Terug naar de verantwoording. Wat staat daar nog meer? De eerste zin luidt: ‘Een zogeheten editio princeps brengt de verplichting met zich mee de authentieke bron zo getrouw mogelijk weer te geven.’ Nu is ‘editio princeps’ een nogal dure term in de omgeving van een uitgave die, zoals in de volgende zin staat en zoals bijvoorbeeld ook uit de toon van de inleiding blijkt, bedoeld is voor een ‘breed en divers publiek’. Maar erger is de implicatie van deze zin: dat je blijkbaar bij edities die een bron niet voor het eerst publiceren wat minder getrouw te werk kunt gaan. Nog een zin roept vragen op: ‘Pressers montere en persoonlijke schrijfstijl in Homo submersus maakt dat er weinig ingrepen nodig waren om de tekst voor hedendaagse lezers te ontsluiten.’ Ook hiervan is de implicatie curieus: dus als Presser somber en/of onpersoonlijk had geschreven, had er wel veel ingegrepen moeten worden? En hoezo ‘weinig ingrepen’? Als ik de tekst van de eerste pagina van het facsimile naast de gedrukte versie ervan leg, die bijna twee gedrukte pagina’s beslaat, dan komen daar vijfenvijftig ingrepen in voor. Dat lijkt mij niet ‘weinig’. Het grootste gedeelte, namelijk zesendertig, is overigens telkens dezelfde ingreep: het veranderen van y in ij. Dat is een legitieme ingreep – maar: dan moet je dat wel in de verantwoording melden. Dat gebeurt niet, en we komen ook niet te weten waarom ‘kroniek’ in de ondertitel van de geëditeerde tekst met een kleine letter k begint, en niet, zoals in het typoscript, met een hoofdletter, volgens welke regel de datum ‘15.11.’43’ in ‘15 November 1943’ wordt veranderd en waarom ‘cum grano salis’ aanhalingstekens krijgt die er in het typoscript niet staan. (Schot voor de boeg: in de annotatie bij ‘cum grano salis’ staat deze uitleg: ‘cum grano salis: Latijnse term voor “met een korreltje zout nemen”’; behalve dat ‘cum grano salis’ in dit geval wél tussen aanhalingstekens had moeten staan – je citeert immers de tekst – is het toch eerder zo dat ‘met een korrel zout’ een Nederlandse vertaling is van het Latijn, en niet andersom? En waar staat ‘nemen’ in het Latijn?)

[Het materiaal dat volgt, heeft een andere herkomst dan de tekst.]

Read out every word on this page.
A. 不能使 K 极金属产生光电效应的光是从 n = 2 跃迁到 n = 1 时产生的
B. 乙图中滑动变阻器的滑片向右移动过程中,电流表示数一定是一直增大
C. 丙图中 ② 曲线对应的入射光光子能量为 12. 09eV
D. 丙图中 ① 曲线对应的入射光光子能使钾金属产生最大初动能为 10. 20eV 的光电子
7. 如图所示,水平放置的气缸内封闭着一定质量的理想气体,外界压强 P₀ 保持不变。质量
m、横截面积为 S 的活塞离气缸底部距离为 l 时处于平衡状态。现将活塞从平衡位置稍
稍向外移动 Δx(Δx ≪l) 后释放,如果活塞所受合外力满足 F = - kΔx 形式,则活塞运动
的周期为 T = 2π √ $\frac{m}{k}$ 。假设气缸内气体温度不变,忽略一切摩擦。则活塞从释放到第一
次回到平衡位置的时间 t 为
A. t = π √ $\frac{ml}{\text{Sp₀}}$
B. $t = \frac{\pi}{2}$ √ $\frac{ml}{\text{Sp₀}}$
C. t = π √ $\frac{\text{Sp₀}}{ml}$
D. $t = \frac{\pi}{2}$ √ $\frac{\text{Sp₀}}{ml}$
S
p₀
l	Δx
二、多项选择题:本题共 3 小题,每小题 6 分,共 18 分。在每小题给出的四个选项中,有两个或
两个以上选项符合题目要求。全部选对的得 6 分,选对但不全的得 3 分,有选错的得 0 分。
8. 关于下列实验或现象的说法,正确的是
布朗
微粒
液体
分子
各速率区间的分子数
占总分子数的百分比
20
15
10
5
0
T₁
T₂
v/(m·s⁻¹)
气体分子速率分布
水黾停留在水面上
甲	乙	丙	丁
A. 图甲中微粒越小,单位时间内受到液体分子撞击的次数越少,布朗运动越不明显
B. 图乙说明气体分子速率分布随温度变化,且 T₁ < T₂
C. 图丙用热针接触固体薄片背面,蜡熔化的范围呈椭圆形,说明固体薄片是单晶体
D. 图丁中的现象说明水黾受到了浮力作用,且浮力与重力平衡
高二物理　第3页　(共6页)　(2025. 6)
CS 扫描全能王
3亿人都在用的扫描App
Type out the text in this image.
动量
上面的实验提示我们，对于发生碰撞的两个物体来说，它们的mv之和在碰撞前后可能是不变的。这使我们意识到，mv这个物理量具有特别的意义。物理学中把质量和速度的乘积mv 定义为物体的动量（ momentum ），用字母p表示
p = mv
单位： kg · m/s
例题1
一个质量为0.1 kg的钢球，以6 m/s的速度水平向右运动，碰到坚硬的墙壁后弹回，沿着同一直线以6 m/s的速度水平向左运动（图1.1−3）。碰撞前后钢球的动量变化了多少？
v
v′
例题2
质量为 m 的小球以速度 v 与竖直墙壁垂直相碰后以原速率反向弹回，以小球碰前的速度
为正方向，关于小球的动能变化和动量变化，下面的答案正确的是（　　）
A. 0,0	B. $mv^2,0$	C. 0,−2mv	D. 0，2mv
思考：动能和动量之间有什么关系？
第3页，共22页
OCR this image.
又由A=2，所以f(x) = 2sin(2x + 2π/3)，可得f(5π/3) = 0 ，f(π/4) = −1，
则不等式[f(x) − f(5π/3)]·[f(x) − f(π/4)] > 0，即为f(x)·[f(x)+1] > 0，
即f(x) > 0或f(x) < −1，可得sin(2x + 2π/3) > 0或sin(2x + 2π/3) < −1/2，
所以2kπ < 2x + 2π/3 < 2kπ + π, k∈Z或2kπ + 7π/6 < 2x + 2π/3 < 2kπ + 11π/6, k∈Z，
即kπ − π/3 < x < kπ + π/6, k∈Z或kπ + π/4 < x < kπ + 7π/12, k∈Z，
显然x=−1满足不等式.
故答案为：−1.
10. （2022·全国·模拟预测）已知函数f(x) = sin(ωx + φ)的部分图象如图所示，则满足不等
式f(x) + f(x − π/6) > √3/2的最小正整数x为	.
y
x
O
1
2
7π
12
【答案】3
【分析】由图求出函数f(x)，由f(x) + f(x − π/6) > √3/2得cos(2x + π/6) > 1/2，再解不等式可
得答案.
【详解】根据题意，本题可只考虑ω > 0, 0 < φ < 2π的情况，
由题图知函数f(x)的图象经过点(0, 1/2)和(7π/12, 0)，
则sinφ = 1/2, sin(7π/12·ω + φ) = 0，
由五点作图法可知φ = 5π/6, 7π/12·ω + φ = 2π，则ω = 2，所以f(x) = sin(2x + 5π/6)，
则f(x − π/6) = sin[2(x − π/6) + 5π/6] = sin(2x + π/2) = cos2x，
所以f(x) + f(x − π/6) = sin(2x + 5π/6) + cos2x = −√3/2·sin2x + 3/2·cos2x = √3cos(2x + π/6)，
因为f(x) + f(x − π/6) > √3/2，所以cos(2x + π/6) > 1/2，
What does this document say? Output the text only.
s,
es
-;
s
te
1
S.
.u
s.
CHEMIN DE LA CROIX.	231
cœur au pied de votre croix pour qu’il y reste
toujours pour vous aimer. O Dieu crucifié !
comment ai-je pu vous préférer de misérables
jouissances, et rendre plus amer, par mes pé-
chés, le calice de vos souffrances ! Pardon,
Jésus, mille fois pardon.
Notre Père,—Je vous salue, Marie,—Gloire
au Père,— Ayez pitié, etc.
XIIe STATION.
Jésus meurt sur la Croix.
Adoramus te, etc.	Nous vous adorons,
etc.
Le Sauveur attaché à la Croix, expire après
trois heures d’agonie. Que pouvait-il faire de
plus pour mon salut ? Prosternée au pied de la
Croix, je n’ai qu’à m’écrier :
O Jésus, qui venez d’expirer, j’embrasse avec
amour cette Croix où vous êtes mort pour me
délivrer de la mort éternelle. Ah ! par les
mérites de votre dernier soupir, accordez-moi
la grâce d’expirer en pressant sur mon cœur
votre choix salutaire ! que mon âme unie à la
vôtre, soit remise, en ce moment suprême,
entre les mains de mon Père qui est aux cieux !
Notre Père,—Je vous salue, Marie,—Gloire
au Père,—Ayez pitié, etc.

       Enkele andere ingrepen op deze eerste twee pagina’s worden in de verantwoording wél aan de orde gesteld. ‘In de interpunctie,’ zo wordt er gemeld, ‘zijn stilzwijgend ingrepen gedaan om het leesgemak te vergroten.’ Op de eerste twee pagina’s wordt dat zeven keer gedaan, maar ik zie bij geen enkele van deze zeven keer een reden tot het vergroten van het leesgemak. Eén voorbeeld. Dit staat er in het typoscript: ‘En zit met een dagboek voor zich, precies een puber, die met zyn overkolkende gevoelens geen raad meer weet, de puber, die ik trouwens zelf niet lang geleden geweest ben.’ In de gedrukte versie is het dit geworden: ‘En zit met een dagboek voor zich, precies een puber die met zijn overkolkende gevoelens geen raad meer weet, de puber die ik trouwens zelf niet lang geleden geweest ben.’ Het kommagebruik in het typoscript van Presser is dat van zíjn tijd, en het verschil met het kommagebruik van tegenwoordig is dat er nu minder komma’s worden gebruikt. Van die komma’s van Presser moet je als editeur afblijven: er wordt geen fout gemaakt waardoor we de tekst verkeerd zouden kunnen begrijpen, want dat zou een reden kunnen zijn om in te grijpen. En dat ‘leesgemak’? Heeft dat woord in een wetenschappelijke editie wel iets te zoeken? Voor de makers van dit boek was het een vrijbrief om vierhonderd bladzijden lang een tekst te bewerken volgens de huidige redactiecultuur.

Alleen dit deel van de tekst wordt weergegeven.